“8/17/2009, 9:39am EST”
"In America, Crazy Is a Preexisting Condition" →
Rick Perlstein, Washington Post:
Before the “black helicopters” of the 1990s, there were right-wingers claiming access to secret documents from the 1920s proving that the entire concept of a “civil rights movement” had been hatched in the Soviet Union; when the landmark 1964 Civil Rights Act was introduced, one frequently read in the South that it would “enslave” whites. And back before there were Bolsheviks to blame, paranoids didn’t lack for subversives — anti-Catholic conspiracy theorists even had their own powerful political party in the 1840s and ’50s.
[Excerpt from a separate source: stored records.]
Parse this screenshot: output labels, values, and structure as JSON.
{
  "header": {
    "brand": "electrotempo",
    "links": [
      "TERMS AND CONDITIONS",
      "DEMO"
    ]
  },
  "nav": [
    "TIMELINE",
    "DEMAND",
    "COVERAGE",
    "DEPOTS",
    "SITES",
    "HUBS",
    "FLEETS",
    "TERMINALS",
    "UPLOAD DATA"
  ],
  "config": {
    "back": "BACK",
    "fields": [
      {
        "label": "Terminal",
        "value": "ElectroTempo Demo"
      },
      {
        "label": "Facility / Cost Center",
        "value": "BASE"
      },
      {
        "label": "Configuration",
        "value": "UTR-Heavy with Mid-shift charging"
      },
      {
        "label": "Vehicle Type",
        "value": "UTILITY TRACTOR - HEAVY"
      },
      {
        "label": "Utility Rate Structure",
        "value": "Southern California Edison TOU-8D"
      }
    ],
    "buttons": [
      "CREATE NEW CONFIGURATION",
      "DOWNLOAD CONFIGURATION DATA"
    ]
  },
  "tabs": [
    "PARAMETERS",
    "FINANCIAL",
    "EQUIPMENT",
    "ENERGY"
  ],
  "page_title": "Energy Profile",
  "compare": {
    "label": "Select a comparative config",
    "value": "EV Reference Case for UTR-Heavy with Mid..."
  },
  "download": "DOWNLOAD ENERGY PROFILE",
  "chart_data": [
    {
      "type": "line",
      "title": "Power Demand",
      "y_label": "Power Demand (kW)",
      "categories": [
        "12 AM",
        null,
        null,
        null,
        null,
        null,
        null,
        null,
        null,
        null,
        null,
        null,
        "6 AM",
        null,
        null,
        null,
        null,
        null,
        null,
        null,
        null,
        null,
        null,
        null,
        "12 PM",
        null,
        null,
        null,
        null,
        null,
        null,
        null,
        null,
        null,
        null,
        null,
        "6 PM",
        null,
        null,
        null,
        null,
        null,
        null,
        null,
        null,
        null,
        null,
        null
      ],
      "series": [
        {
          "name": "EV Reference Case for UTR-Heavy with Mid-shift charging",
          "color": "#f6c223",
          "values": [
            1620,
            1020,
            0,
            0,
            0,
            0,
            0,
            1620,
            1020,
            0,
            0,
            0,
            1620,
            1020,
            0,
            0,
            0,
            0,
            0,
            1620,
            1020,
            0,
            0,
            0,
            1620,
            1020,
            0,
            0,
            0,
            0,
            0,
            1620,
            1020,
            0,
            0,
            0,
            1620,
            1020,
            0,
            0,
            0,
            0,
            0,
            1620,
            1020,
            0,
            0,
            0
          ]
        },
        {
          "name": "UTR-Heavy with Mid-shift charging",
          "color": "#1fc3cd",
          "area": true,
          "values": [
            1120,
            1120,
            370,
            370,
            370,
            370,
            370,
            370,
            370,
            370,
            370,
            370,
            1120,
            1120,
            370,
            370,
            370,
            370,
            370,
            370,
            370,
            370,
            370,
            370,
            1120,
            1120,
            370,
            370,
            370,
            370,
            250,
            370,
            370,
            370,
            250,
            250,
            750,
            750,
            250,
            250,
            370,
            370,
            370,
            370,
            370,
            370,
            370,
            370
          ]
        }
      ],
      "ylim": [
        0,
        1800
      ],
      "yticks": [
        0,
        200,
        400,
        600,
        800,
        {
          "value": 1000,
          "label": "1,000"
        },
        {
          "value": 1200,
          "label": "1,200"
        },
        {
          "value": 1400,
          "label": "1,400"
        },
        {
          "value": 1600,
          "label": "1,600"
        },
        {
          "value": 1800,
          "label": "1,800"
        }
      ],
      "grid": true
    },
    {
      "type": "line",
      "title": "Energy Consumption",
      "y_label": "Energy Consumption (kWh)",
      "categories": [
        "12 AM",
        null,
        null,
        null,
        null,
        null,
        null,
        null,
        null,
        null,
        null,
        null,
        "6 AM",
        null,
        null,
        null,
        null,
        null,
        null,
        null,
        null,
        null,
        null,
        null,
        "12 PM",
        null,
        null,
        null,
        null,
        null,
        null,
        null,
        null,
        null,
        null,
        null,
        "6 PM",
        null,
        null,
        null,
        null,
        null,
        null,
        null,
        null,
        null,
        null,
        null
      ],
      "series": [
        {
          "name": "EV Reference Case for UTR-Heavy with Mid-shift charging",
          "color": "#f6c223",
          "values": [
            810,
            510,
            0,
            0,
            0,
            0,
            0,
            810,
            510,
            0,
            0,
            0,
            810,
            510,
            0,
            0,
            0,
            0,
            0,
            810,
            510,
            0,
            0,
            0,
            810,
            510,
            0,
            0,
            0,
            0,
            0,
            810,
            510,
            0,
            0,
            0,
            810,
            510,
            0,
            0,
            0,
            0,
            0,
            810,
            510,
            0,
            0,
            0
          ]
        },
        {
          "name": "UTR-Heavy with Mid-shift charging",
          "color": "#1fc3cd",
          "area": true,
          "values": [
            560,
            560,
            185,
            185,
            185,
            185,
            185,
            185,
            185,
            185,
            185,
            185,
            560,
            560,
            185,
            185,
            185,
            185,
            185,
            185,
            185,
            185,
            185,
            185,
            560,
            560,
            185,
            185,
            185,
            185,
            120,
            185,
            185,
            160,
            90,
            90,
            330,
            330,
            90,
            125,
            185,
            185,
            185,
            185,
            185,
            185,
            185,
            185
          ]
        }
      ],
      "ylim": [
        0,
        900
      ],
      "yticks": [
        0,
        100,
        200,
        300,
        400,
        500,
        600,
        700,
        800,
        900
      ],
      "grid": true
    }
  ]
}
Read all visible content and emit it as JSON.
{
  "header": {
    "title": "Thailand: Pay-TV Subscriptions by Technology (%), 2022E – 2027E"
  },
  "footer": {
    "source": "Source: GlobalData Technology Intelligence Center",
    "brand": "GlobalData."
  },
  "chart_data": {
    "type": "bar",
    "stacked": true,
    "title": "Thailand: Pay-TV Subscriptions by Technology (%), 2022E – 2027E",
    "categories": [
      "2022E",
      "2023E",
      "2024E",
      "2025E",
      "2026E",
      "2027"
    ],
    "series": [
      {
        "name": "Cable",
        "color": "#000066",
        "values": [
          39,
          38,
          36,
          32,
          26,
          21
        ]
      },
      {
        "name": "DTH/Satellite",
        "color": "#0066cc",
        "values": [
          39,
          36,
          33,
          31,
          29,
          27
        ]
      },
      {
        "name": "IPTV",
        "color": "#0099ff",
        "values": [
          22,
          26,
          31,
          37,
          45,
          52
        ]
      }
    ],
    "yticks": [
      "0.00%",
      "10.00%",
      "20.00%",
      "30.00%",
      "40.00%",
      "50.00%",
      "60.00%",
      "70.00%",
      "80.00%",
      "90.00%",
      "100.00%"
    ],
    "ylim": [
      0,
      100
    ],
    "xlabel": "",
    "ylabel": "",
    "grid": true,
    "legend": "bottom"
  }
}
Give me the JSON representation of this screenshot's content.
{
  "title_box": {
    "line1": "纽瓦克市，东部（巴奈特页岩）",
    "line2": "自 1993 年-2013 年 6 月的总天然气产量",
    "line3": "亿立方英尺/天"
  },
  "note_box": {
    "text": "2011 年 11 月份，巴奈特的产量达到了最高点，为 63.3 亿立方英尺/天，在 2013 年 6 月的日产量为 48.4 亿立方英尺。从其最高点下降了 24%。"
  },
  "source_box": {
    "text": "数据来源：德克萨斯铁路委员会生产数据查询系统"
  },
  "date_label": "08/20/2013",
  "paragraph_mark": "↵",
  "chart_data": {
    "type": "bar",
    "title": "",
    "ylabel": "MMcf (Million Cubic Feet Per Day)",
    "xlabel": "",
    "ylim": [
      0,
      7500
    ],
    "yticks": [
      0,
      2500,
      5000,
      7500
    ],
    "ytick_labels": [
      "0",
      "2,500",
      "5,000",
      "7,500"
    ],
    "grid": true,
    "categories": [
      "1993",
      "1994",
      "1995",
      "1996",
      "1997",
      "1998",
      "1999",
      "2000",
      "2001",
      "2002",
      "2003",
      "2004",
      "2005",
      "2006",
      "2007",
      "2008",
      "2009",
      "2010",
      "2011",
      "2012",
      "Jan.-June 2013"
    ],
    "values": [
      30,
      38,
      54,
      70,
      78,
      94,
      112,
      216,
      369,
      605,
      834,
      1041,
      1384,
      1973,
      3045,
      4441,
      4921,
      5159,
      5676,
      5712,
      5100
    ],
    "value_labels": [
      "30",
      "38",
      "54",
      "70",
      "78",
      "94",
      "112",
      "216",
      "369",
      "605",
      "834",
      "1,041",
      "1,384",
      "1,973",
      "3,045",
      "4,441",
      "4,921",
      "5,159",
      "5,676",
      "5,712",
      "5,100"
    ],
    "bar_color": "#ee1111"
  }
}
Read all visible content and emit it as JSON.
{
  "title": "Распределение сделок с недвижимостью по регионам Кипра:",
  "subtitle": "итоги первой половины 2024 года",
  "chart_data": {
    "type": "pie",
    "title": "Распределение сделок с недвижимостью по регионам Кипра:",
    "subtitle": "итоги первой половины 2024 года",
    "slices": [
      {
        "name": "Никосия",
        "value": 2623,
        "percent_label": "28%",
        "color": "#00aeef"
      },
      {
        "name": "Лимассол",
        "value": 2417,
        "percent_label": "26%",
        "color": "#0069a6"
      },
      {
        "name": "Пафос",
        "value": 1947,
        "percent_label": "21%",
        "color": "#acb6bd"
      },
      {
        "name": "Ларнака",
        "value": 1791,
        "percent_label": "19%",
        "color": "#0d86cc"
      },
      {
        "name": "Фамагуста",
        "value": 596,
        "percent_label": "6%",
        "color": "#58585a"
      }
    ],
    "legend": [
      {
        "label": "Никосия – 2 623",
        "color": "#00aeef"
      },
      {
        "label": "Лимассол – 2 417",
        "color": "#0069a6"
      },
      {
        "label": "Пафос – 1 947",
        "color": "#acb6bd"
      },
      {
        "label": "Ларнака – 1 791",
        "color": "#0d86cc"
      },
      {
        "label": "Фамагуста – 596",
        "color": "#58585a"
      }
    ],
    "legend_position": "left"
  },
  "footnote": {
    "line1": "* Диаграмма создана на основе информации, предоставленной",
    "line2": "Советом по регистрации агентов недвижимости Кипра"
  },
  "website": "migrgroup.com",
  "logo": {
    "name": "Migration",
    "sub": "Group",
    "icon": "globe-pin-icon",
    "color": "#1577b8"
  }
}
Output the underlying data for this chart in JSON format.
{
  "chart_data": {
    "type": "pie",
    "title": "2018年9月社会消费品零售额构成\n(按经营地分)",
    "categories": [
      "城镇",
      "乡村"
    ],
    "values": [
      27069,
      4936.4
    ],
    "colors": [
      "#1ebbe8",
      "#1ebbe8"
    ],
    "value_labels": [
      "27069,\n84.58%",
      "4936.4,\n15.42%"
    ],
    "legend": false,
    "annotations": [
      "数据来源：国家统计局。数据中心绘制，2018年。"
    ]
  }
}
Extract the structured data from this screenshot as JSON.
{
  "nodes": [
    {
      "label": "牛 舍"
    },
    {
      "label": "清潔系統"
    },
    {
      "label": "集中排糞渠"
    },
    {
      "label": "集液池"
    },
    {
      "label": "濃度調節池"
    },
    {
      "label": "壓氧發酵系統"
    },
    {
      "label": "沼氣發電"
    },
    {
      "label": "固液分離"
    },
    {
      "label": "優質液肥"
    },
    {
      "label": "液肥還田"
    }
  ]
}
The instigation is always the familiar litany: expansion of the commonweal to empower new communities, accommodation to internationalism, the heightened influence of cosmopolitans and the persecution complex of conservatives who can’t stand losing an argument. My personal favorite? The federal government expanded mental health services in the Kennedy era, and one bill provided for a new facility in Alaska. One of the most widely listened-to right-wing radio programs in the country, hosted by a former FBI agent, had millions of Americans believing it was being built to intern political dissidents, just like in the Soviet Union.
So, crazier then, or crazier now? Actually, the similarities across decades are uncanny.